China issued rules for trading of certificates of deposit on the interbank market, a step toward loosening control over interest rates as the government pares its role in the world’s second-largest economy.
Markets will determine the certificates’ interest rates and prices, according to a Web posting today by the People’s Bank of China in Beijing. The rules, effective tomorrow, set the CDs’ minimum size at 50 million yuan ($8.2 million), with the Shanghai Interbank Offered Rate as a reference for pricing. The PBOC said issuers must meet other requirements, without elaborating.
Starting a market for the certificates is part of the government’s plan to eventually remove the cap on rates paid to savers, after authorities in July eliminated a floor on lending rates.
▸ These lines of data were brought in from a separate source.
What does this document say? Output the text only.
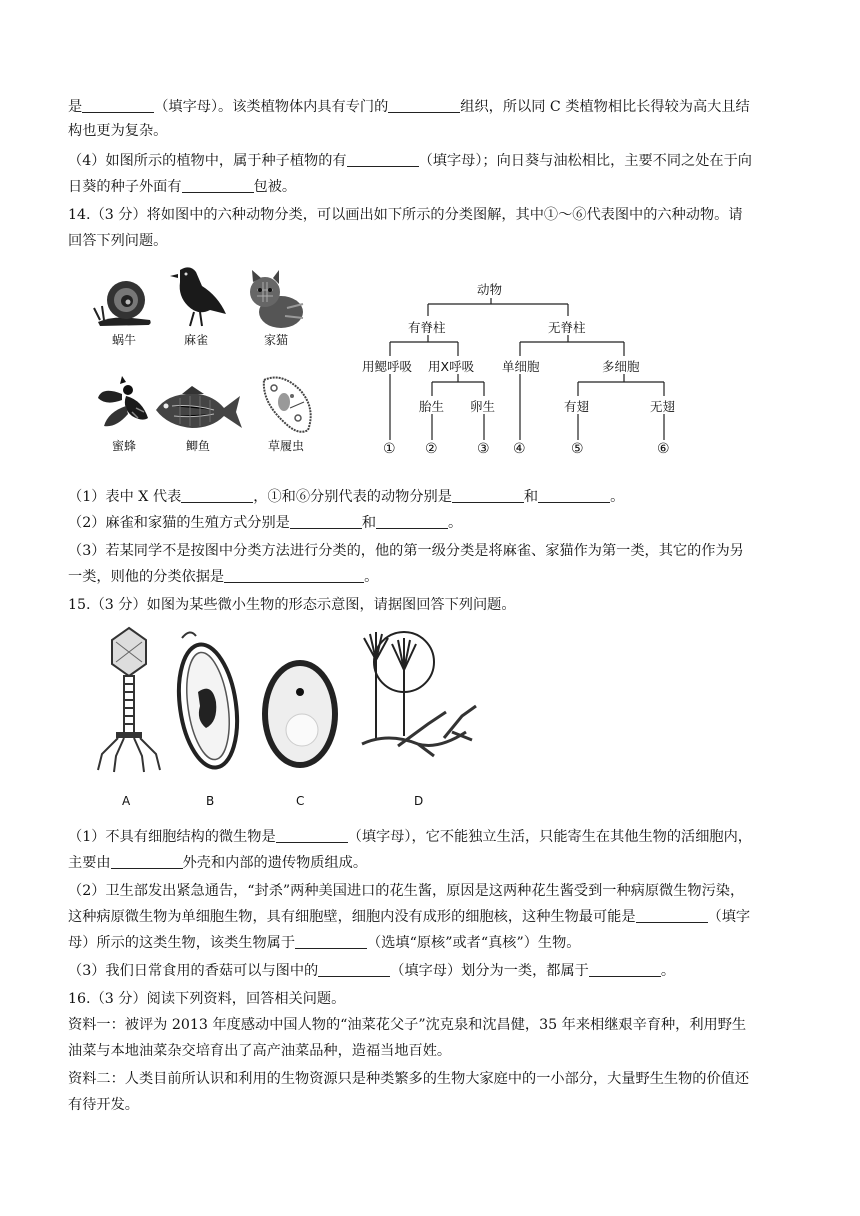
是	（填字母）。该类植物体内具有专门的	组织，所以同 C 类植物相比长得较为高大且结
构也更为复杂。
（4）如图所示的植物中，属于种子植物的有	（填字母）；向日葵与油松相比，主要不同之处在于向
日葵的种子外面有	包被。
14.（3 分）将如图中的六种动物分类，可以画出如下所示的分类图解，其中①～⑥代表图中的六种动物。请
回答下列问题。
蜗牛	麻雀	家猫
蜜蜂	鲫鱼	草履虫
动物
有脊柱	无脊柱
用鳃呼吸 用X呼吸 单细胞	多细胞
胎生 卵生	有翅	无翅
① ②	③ ④	⑤	⑥
（1）表中 X 代表	，①和⑥分别代表的动物分别是	和	。
（2）麻雀和家猫的生殖方式分别是	和	。
（3）若某同学不是按图中分类方法进行分类的，他的第一级分类是将麻雀、家猫作为第一类，其它的作为另
一类，则他的分类依据是	。
15.（3 分）如图为某些微小生物的形态示意图，请据图回答下列问题。
A	B	C	D
（1）不具有细胞结构的微生物是	（填字母），它不能独立生活，只能寄生在其他生物的活细胞内，
主要由	外壳和内部的遗传物质组成。
（2）卫生部发出紧急通告，“封杀”两种美国进口的花生酱，原因是这两种花生酱受到一种病原微生物污染，
这种病原微生物为单细胞生物，具有细胞壁，细胞内没有成形的细胞核，这种生物最可能是	（填字
母）所示的这类生物，该类生物属于	（选填“原核”或者“真核”）生物。
（3）我们日常食用的香菇可以与图中的	（填字母）划分为一类，都属于	。
16.（3 分）阅读下列资料，回答相关问题。
资料一：被评为 2013 年度感动中国人物的“油菜花父子”沈克泉和沈昌健，35 年来相继艰辛育种，利用野生
油菜与本地油菜杂交培育出了高产油菜品种，造福当地百姓。
资料二：人类目前所认识和利用的生物资源只是种类繁多的生物大家庭中的一小部分，大量野生生物的价值还
有待开发。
The Communist Party pledged last month to give markets a “decisive” role in the economy as part of the broadest policy reforms since the 1990s.
The PBOC didn’t explicitly say when trading of the certificates would begin. Other future steps in interest-rate liberalization include introducing a deposit-insurance system and having a new benchmark rate such as Shibor replace the state-managed deposit rate.
The rules say fixed-rate certificates can have maturities of one month to one year and floating-rate CDs can be for one, two or three years. The regulations say issuers are prohibited from buying their own CDs.
Under separate guidelines published Dec. 2, the central bank plans a pilot program in the Shanghai free-trade zone to allow qualified financial institutions to issue large-denomination, tradable certificates of deposit as part of efforts to liberalize interest rates.